Paralelamente ao esvaziamento da missão de Mataurá e sua consequente transferência para o rio Canumã, em toda essa região crescia a movimentação de colonos capturando índios mansos e aldeados. As canoas que iam ao sertão em busca de produtos naturais exportáveis, voltavam trazendo escravos para Belém. Pouco valia o dispositivo do Regimento das Missões (Lei régia de 21 de dezembro de 1686) conferindo aos religiosos a exclusividade da administração dos nativos aldeados, tanto no que diz respeito ao governo espiritual quanto ao temporal e político.
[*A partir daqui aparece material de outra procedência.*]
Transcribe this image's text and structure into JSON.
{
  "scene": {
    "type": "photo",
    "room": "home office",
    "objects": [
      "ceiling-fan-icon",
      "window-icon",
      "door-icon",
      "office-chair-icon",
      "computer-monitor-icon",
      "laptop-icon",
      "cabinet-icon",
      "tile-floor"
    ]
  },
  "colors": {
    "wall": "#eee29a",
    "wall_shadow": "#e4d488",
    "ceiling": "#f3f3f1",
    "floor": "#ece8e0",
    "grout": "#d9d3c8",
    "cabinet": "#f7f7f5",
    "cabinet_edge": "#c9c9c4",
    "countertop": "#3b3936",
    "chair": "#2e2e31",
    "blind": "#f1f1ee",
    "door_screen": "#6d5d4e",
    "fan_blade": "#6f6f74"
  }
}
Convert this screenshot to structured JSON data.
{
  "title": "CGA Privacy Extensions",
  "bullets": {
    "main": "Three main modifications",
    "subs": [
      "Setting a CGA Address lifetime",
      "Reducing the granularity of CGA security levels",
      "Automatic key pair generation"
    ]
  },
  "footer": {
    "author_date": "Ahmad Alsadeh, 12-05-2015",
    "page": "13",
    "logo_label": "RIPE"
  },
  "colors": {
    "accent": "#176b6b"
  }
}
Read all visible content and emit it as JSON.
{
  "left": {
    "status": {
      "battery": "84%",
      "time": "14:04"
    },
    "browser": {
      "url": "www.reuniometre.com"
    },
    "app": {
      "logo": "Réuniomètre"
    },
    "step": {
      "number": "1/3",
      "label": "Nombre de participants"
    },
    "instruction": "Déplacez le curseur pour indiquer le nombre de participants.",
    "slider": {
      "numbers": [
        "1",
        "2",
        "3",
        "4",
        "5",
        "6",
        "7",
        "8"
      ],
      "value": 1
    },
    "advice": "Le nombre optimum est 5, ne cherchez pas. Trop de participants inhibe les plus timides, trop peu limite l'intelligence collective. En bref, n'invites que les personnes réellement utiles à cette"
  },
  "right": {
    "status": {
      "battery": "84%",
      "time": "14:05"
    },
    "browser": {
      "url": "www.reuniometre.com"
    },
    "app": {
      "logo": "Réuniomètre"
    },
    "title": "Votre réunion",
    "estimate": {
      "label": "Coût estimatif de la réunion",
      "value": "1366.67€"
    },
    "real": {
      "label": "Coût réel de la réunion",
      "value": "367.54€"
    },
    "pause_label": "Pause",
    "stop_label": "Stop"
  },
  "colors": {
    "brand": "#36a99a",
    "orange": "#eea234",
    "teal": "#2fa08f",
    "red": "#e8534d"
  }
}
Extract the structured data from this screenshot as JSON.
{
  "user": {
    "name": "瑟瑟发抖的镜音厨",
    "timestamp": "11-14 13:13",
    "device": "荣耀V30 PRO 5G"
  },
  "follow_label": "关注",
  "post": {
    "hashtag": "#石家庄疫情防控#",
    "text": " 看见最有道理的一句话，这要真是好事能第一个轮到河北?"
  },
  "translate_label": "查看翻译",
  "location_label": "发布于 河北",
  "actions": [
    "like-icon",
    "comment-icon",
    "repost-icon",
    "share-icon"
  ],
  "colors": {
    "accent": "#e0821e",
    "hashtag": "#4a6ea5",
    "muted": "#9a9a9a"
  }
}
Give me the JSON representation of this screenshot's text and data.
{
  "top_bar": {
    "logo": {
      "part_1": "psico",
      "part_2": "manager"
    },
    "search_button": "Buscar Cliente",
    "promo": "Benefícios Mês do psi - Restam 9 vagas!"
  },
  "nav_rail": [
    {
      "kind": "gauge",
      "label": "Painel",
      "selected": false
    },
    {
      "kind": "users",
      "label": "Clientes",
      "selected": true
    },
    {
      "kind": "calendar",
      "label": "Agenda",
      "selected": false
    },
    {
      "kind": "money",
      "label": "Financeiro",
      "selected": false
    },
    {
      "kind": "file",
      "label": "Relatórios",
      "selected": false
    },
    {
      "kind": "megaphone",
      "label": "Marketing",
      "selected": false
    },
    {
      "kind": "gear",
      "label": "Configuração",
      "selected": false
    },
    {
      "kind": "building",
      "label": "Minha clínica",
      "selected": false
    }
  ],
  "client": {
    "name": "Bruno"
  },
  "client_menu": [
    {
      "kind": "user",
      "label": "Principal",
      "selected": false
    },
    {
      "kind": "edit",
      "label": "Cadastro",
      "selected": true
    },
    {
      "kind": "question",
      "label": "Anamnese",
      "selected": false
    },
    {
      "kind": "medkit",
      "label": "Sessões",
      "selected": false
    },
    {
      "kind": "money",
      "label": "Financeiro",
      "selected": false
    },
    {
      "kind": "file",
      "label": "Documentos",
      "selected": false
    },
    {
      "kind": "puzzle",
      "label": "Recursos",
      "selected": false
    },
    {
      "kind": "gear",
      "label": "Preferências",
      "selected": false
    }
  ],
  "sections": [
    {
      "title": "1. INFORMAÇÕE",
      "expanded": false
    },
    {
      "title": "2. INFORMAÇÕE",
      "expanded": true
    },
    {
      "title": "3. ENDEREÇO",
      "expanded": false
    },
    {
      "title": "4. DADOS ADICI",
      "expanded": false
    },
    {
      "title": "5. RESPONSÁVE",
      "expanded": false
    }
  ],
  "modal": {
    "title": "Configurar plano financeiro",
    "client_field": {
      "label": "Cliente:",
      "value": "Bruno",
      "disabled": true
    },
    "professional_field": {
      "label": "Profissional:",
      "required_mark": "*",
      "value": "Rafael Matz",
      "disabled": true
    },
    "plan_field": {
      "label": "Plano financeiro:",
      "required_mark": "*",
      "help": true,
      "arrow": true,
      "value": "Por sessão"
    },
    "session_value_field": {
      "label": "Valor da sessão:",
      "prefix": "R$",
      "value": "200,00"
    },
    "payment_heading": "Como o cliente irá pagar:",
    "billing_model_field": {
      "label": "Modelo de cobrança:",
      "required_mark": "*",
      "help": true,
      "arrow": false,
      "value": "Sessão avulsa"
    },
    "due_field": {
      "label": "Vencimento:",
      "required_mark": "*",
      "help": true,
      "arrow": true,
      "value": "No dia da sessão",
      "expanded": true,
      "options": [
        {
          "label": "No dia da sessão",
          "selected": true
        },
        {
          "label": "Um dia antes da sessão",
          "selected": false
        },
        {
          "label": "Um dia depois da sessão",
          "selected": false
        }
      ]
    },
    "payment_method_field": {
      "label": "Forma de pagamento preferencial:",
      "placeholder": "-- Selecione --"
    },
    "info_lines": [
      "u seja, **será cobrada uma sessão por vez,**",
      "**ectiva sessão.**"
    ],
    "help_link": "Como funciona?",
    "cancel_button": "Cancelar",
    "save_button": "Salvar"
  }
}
Canumã desemboca no paraná do Urariá e, portanto, a nova missão ficava mais próxima do Madeira. Entre agosto de 1691 e julho de 1696, o padre Antônio da Fonseca (1663-1734) passou a geri-la, cumulativamente com a missão de Tupinambarana, e esta ficava a uns três ou quatro dias em viagem de canoa abaixo da nova sede jesuítica. Ao mesmo tempo, no interflúvio Madeira-Canumã-Abacaxis prosseguiam as investidas militares e comerciais visando à coleta de ‘drogas do sertão’ e ao apresamento de índios. Por mais que resistissem eles sempre saiam em desvantagem.

Em 1692, as tropas dos capitães-mores João de Moraes Lobo e Faustino Mendes chegam à região fazendo escravos e cometendo atrocidades. Em junho lá esteve o padre Antônio da Cunha, por ordem do missionário João Maria Gorzoni (1627-1711), que praticou os Abacaxis descendo vários deles para o Pará. Nos três anos seguintes, multiplicam-se queixas sobre a morte de índios decorrentes da irrupção da epidemia de ‘bexigas’ em todo o Estado, coincidentes com o registro de uma rápida retração dos Iruri como resultado do intenso contato com os brancos. Pouco tempo depois já não se falava mais desse grupo indígena como etnia.

Os índios Torá, oriundos do Maicy e do Baixo Jamary, tributários do Madeira, continuando a hostilizar aldeias, ameaçam Canumã. Aqui e ali, os sertanistas e as tropas de guerra encontram dificuldades impostas por eles. Um violento ataque desses nativos resulta no desmantelamento quase total da missão. Nem a capela de palha, construída com mão-de-obra indígena, escapou da sanha dos invasores. Ficou em tão má situação que só não veio abaixo porque ficou sustentada por escoras. Às pressas retiraram de lá a imagem de Nossa Senhora.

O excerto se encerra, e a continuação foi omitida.